Y. Gueguen, C. Rouas Radioprotection, 2012, vol.47, n°3, pp.345-359. Bibliographie
L’uranium est un composé chimique qui possède des propriétés radioactives. L’homme peut y être exposé du fait de sa présence dans l’environnement.
La biocinétique de l’uranium dépend de sa voie d’entrée et de sa solubilité. Il se distribue dans l’organisme via la circulation sanguine dans tous les tissus.
Le rein est l’organe principal d’exposition aux effets toxiques de nombreux métaux lourds du fait de son rôle épurateur.
Cette toxicité chimique se manifeste essentiellement au niveau du tube contourné proximal du rein, mais également au niveau du glomérule si la dose administrée est importante. La néphrite tubulaire est révélée par une protéinurie ainsi que par une diminution du débit de filtration glomérulaire.

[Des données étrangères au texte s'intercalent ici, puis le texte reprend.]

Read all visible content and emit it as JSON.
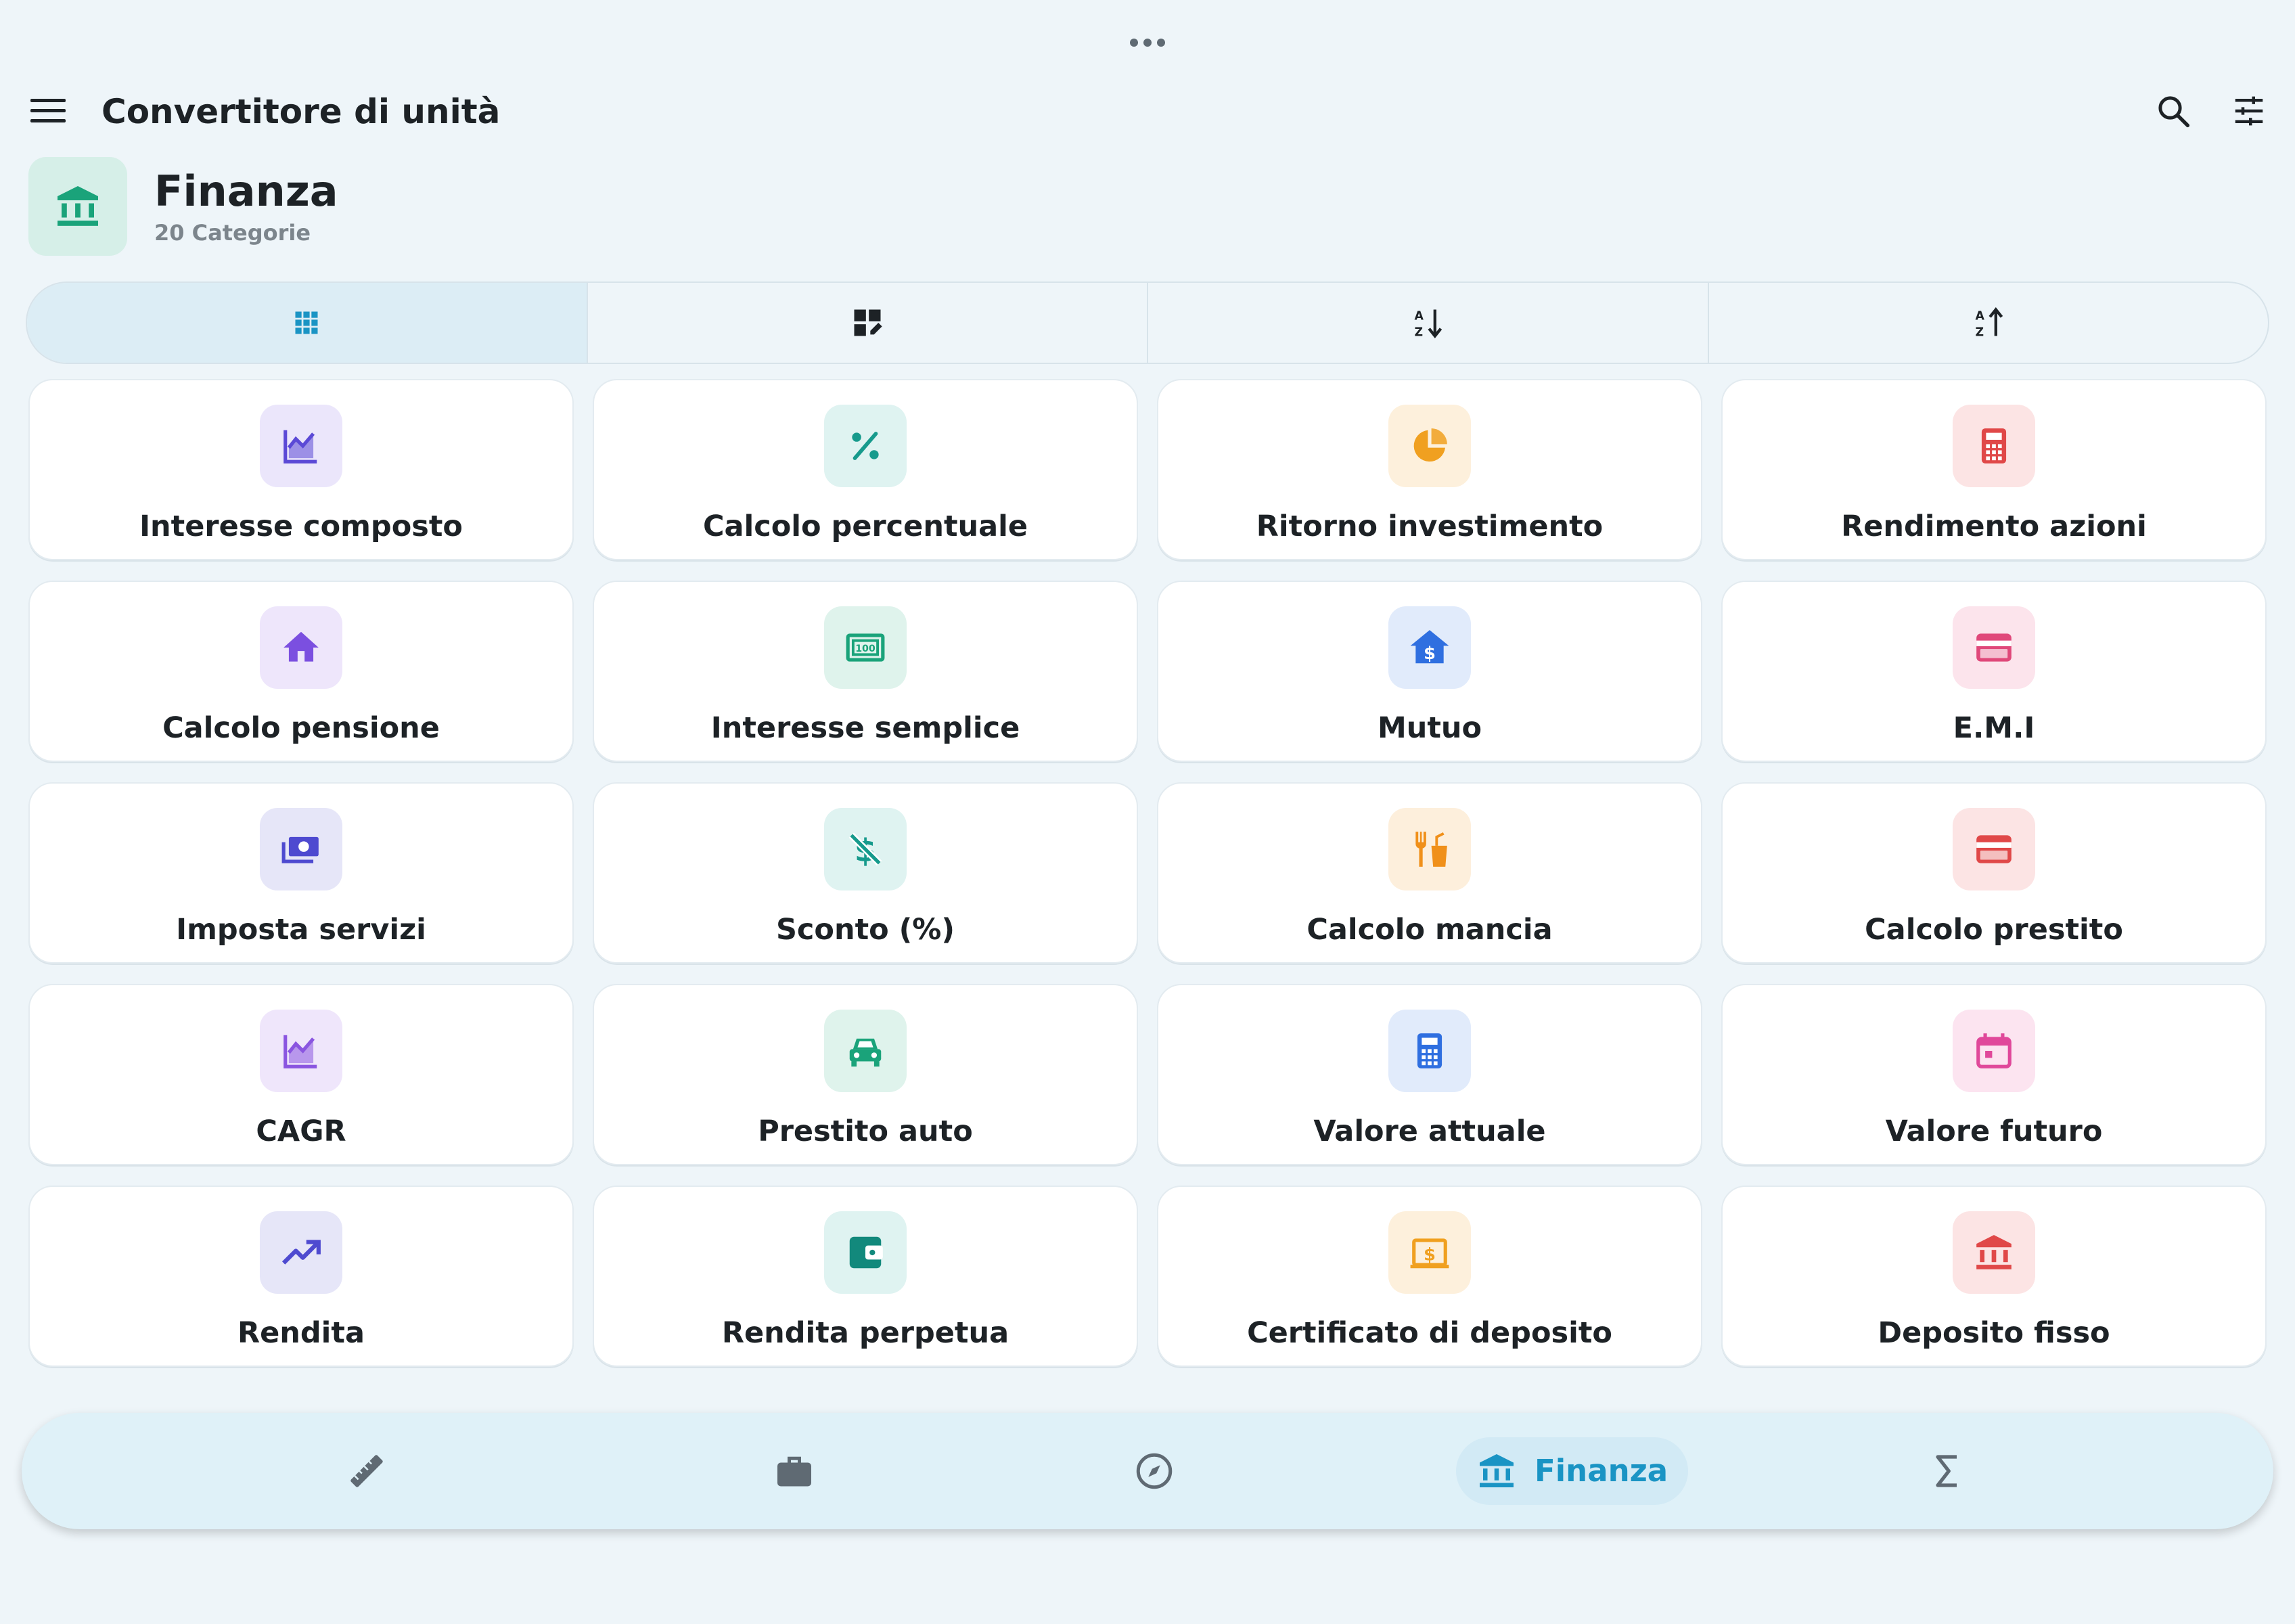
{
  "app": {
    "title": "Convertitore di unità",
    "handle_icon": "more-horiz-icon"
  },
  "header_icons": {
    "menu": "menu-icon",
    "search": "search-icon",
    "filter": "tune-icon"
  },
  "category": {
    "title": "Finanza",
    "subtitle": "20 Categorie",
    "icon": "bank-icon",
    "color": "#1aa37a"
  },
  "view_modes": [
    {
      "icon": "grid-view-icon",
      "active": true
    },
    {
      "icon": "dashboard-customize-icon",
      "active": false
    },
    {
      "icon": "sort-az-down-icon",
      "active": false
    },
    {
      "icon": "sort-az-up-icon",
      "active": false
    }
  ],
  "items": [
    {
      "label": "Interesse composto",
      "icon": "area-chart-icon",
      "color": "#5b49d6",
      "bg": "#ebe6fb"
    },
    {
      "label": "Calcolo percentuale",
      "icon": "percent-icon",
      "color": "#169a8c",
      "bg": "#dff3f1"
    },
    {
      "label": "Ritorno investimento",
      "icon": "pie-chart-icon",
      "color": "#f0a020",
      "bg": "#fdf0dc"
    },
    {
      "label": "Rendimento azioni",
      "icon": "calculator-icon",
      "color": "#e04848",
      "bg": "#fce4e4"
    },
    {
      "label": "Calcolo pensione",
      "icon": "home-icon",
      "color": "#7b4fe0",
      "bg": "#eee6fb"
    },
    {
      "label": "Interesse semplice",
      "icon": "money-icon",
      "color": "#1aa37a",
      "bg": "#dff3ec"
    },
    {
      "label": "Mutuo",
      "icon": "home-dollar-icon",
      "color": "#2f6fe0",
      "bg": "#e1ebfb"
    },
    {
      "label": "E.M.I",
      "icon": "credit-card-icon",
      "color": "#e0487a",
      "bg": "#fce4ec"
    },
    {
      "label": "Imposta servizi",
      "icon": "payments-icon",
      "color": "#4e4ad0",
      "bg": "#e6e6f8"
    },
    {
      "label": "Sconto (%)",
      "icon": "money-off-icon",
      "color": "#169a8c",
      "bg": "#dff3f1"
    },
    {
      "label": "Calcolo mancia",
      "icon": "restaurant-icon",
      "color": "#f0901a",
      "bg": "#fdefdc"
    },
    {
      "label": "Calcolo prestito",
      "icon": "credit-card-icon",
      "color": "#e04848",
      "bg": "#fce4e4"
    },
    {
      "label": "CAGR",
      "icon": "area-chart-icon",
      "color": "#8a55e0",
      "bg": "#efe6fb"
    },
    {
      "label": "Prestito auto",
      "icon": "car-icon",
      "color": "#1aa37a",
      "bg": "#dff3ec"
    },
    {
      "label": "Valore attuale",
      "icon": "calculator-icon",
      "color": "#2f6fe0",
      "bg": "#e1ebfb"
    },
    {
      "label": "Valore futuro",
      "icon": "calendar-icon",
      "color": "#e0489a",
      "bg": "#fce4f0"
    },
    {
      "label": "Rendita",
      "icon": "trending-up-icon",
      "color": "#4e4ad0",
      "bg": "#e6e6f8"
    },
    {
      "label": "Rendita perpetua",
      "icon": "wallet-icon",
      "color": "#12897c",
      "bg": "#dff3f1"
    },
    {
      "label": "Certificato di deposito",
      "icon": "dollar-box-icon",
      "color": "#f0a020",
      "bg": "#fdf0dc"
    },
    {
      "label": "Deposito fisso",
      "icon": "bank-icon",
      "color": "#e04848",
      "bg": "#fce4e4"
    }
  ],
  "bottom_nav": [
    {
      "icon": "ruler-icon",
      "label": "",
      "active": false
    },
    {
      "icon": "briefcase-icon",
      "label": "",
      "active": false
    },
    {
      "icon": "compass-icon",
      "label": "",
      "active": false
    },
    {
      "icon": "bank-icon",
      "label": "Finanza",
      "active": true
    },
    {
      "icon": "sigma-icon",
      "label": "",
      "active": false
    }
  ],
  "colors": {
    "background": "#eef5f9",
    "accent": "#1a94c4",
    "nav_background": "#dff1f8",
    "segment_active": "#dcedf5",
    "icon_muted": "#5f6a73"
  }
}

Malgré une régénération tubulaire, persistent des manifestations chroniques (fibrose interstitielle et infiltration de cellules mononuclées).
En cas d’exposition chronique, à faible niveau, l’utilisation de marqueurs plus sensibles que le taux plasmatique de créatinine ou différents paramètres urinaires s’avère nécessaire quand les lésions sont faibles. Le Kim-1 apparaît comme l’un des marqueurs les plus prometteurs pour le suivi d’ atteintes rénales aiguës ou chroniques.
Des études épidémiologiques menées sur des populations consommant de l’eau contenant de l’uranium ont montré une atteinte tubulaire chez les sujets exposés mais ces résultats n’ont pas été retrouvés de façon constante. Le suivi de militaires engagés durant les conflits du Golfe et des Balkans et exposés aux obus à tête d’uranium souligne une tendance non significative à des dysfonctionnements tubulaires rénaux attribuables à l’uranium.
Si les études montrent que l’uranium possède des propriétés cytotoxiques, les mécanismes exacts de cette toxicité restent encore méconnus ; il semble que sa localisation intra-cellulaire puisse jouer un rôle important et notamment son accumulation préférentielle dans le noyau cellulaire.